= Rebolation =

Brazilian style of dance

Rebolation, from the Portuguese verb rebolar - "to sway" or "to swing",, also known as free step, is a style of Brazilian dance that originated in rave parties in the early 2000s. The dance, which gained popularity in 2007 after videos of people practicing the dance were uploaded to popular Internet video sharing websites, such as YouTube, is mainly performed to electronic music, often psy trance or electro house, and involves moving the arms and legs loosely while coordinated footwork makes the dancer appear to slightly hover above the floor.

== History ==
This step dance is considered by many dancers as the Brazilian version of the Melbourne Shuffle and Hardstyle. Originally pronounced as reboleixon, the word was defined as simply the dance of electronic music.

It is unknown which came first, but a similar type of dance that originated from Johannesburg, South Africa, called "stepping" or "skitting" began in 2006. Unlike Rebolation, it did not originate through video sharing websites, such as YouTube, although some dancers have posted videos on such sites.

One of the most popular YouTube videos of Rebolation was uploaded in 2008 by Ralph Morente with 11 million views as of 2023, which shows a young man dancing afloat-like at a roof terrace.
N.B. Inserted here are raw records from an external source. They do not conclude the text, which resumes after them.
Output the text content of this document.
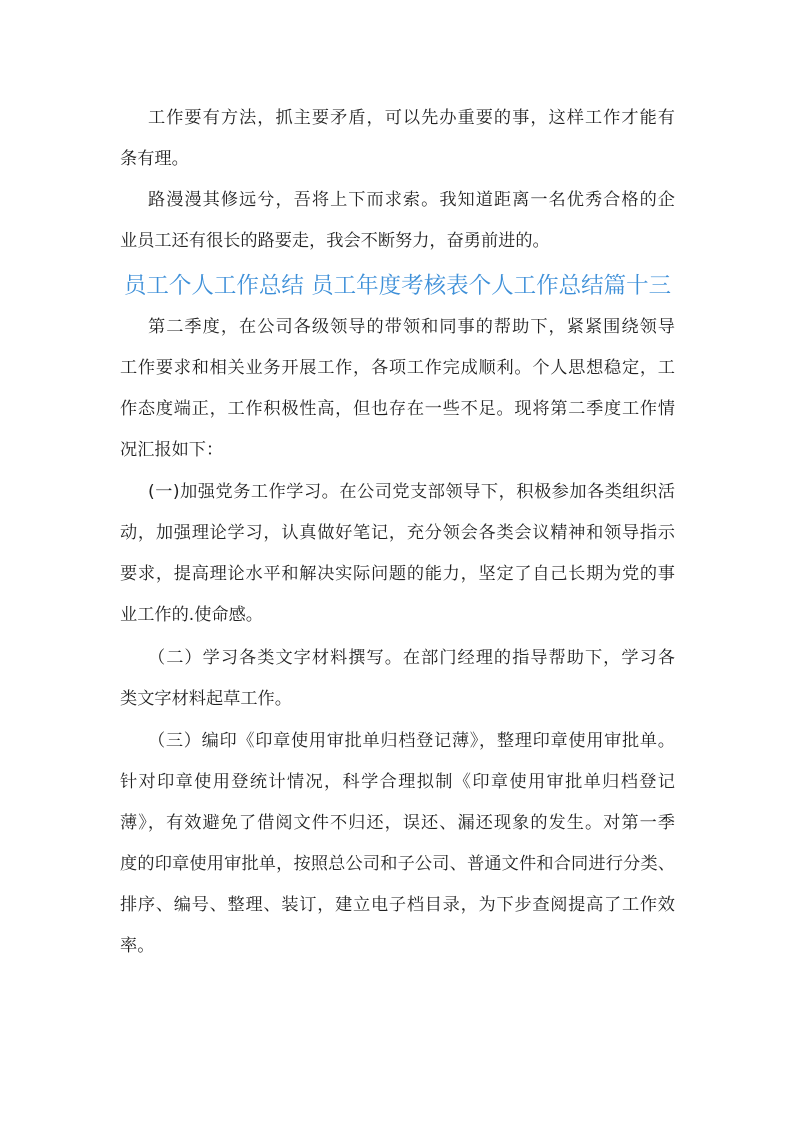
工作要有方法，抓主要矛盾，可以先办重要的事，这样工作才能有
条有理。
路漫漫其修远兮，吾将上下而求索。我知道距离一名优秀合格的企
业员工还有很长的路要走，我会不断努力，奋勇前进的。
员工个人工作总结 员工年度考核表个人工作总结篇十三
第二季度，在公司各级领导的带领和同事的帮助下，紧紧围绕领导
工作要求和相关业务开展工作，各项工作完成顺利。个人思想稳定，工
作态度端正，工作积极性高，但也存在一些不足。现将第二季度工作情
况汇报如下：
(一)加强党务工作学习。在公司党支部领导下，积极参加各类组织活
动，加强理论学习，认真做好笔记，充分领会各类会议精神和领导指示
要求，提高理论水平和解决实际问题的能力，坚定了自己长期为党的事
业工作的.使命感。
（二）学习各类文字材料撰写。在部门经理的指导帮助下，学习各
类文字材料起草工作。
（三）编印《印章使用审批单归档登记薄》，整理印章使用审批单。
针对印章使用登统计情况，科学合理拟制《印章使用审批单归档登记
薄》，有效避免了借阅文件不归还，误还、漏还现象的发生。对第一季
度的印章使用审批单，按照总公司和子公司、普通文件和合同进行分类、
排序、编号、整理、装订，建立电子档目录，为下步查阅提高了工作效
率。
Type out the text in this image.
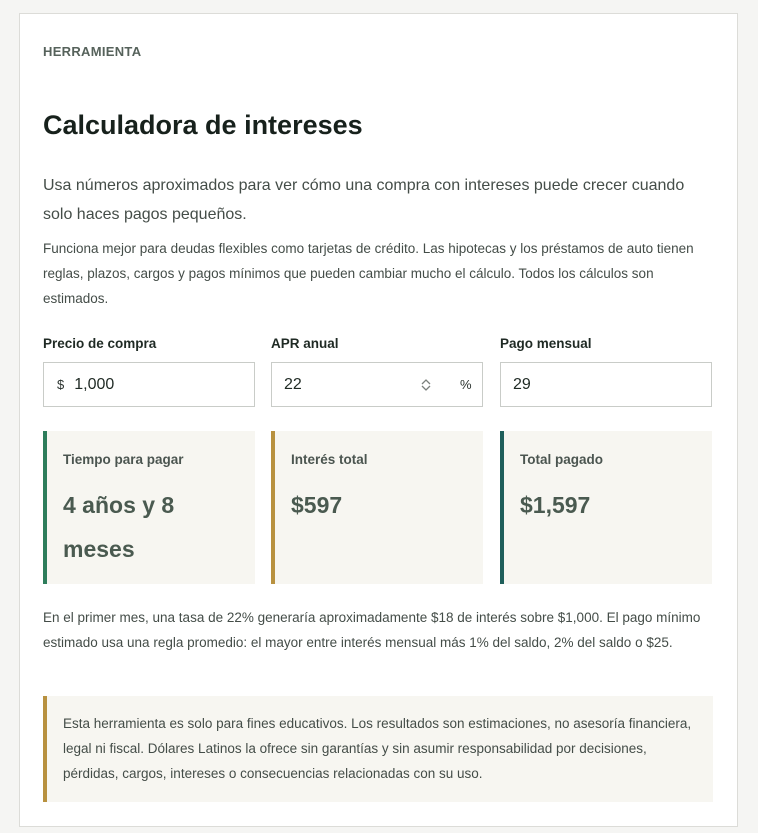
HERRAMIENTA
Calculadora de intereses

Usa números aproximados para ver cómo una compra con intereses puede crecer cuando solo haces pagos pequeños.

Funciona mejor para deudas flexibles como tarjetas de crédito. Las hipotecas y los préstamos de auto tienen reglas, plazos, cargos y pagos mínimos que pueden cambiar mucho el cálculo. Todos los cálculos son estimados.

Precio de compra
$ 1,000
APR anual
22	%
Pago mensual
29
Tiempo para pagar
4 años y 8 meses
Interés total
$597
Total pagado
$1,597

En el primer mes, una tasa de 22% generaría aproximadamente $18 de interés sobre $1,000. El pago mínimo estimado usa una regla promedio: el mayor entre interés mensual más 1% del saldo, 2% del saldo o $25.

Esta herramienta es solo para fines educativos. Los resultados son estimaciones, no asesoría financiera, legal ni fiscal. Dólares Latinos la ofrece sin garantías y sin asumir responsabilidad por decisiones, pérdidas, cargos, intereses o consecuencias relacionadas con su uso.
The earliest YouTube video containing the dance was published July 15, 2008.

Furthermore, Brazilian dancers are said to have changed the name from Rebolation to Free Step after the reggae-influenced Axé music video Rebolation by Parangolé was released in 2009 The music video was neither connected to electronic music, nor the rebolation dance community, and was therefore considered to be altering the name.

== Characteristics ==
When dancing rebolation, several steps are used, and the main move is to "walk" putting a foot forward and using the heel as a pivot point to turn the back foot backwards, while the front foot is turned inwards around the heel. The reverse movement is used when walking backwards. This, when properly performed, gives the impression that the dancer is somewhat sliding on the floor, and the loose movements of the hands create the impression that the dancer is not totally in control of the direction of movement.

With regards to clothing, the most prominent feature is perhaps the famous bell bottomed “shuffle pants” or phat pants with neon details, UV reflective tape or glitter, commonly used in the rave community, or light-up shoes, however, most rebolation dancers seem to wear casual street-style clothing with flat tennis shoes or sneakers, aiding the dancer in moving across the surface smoothly.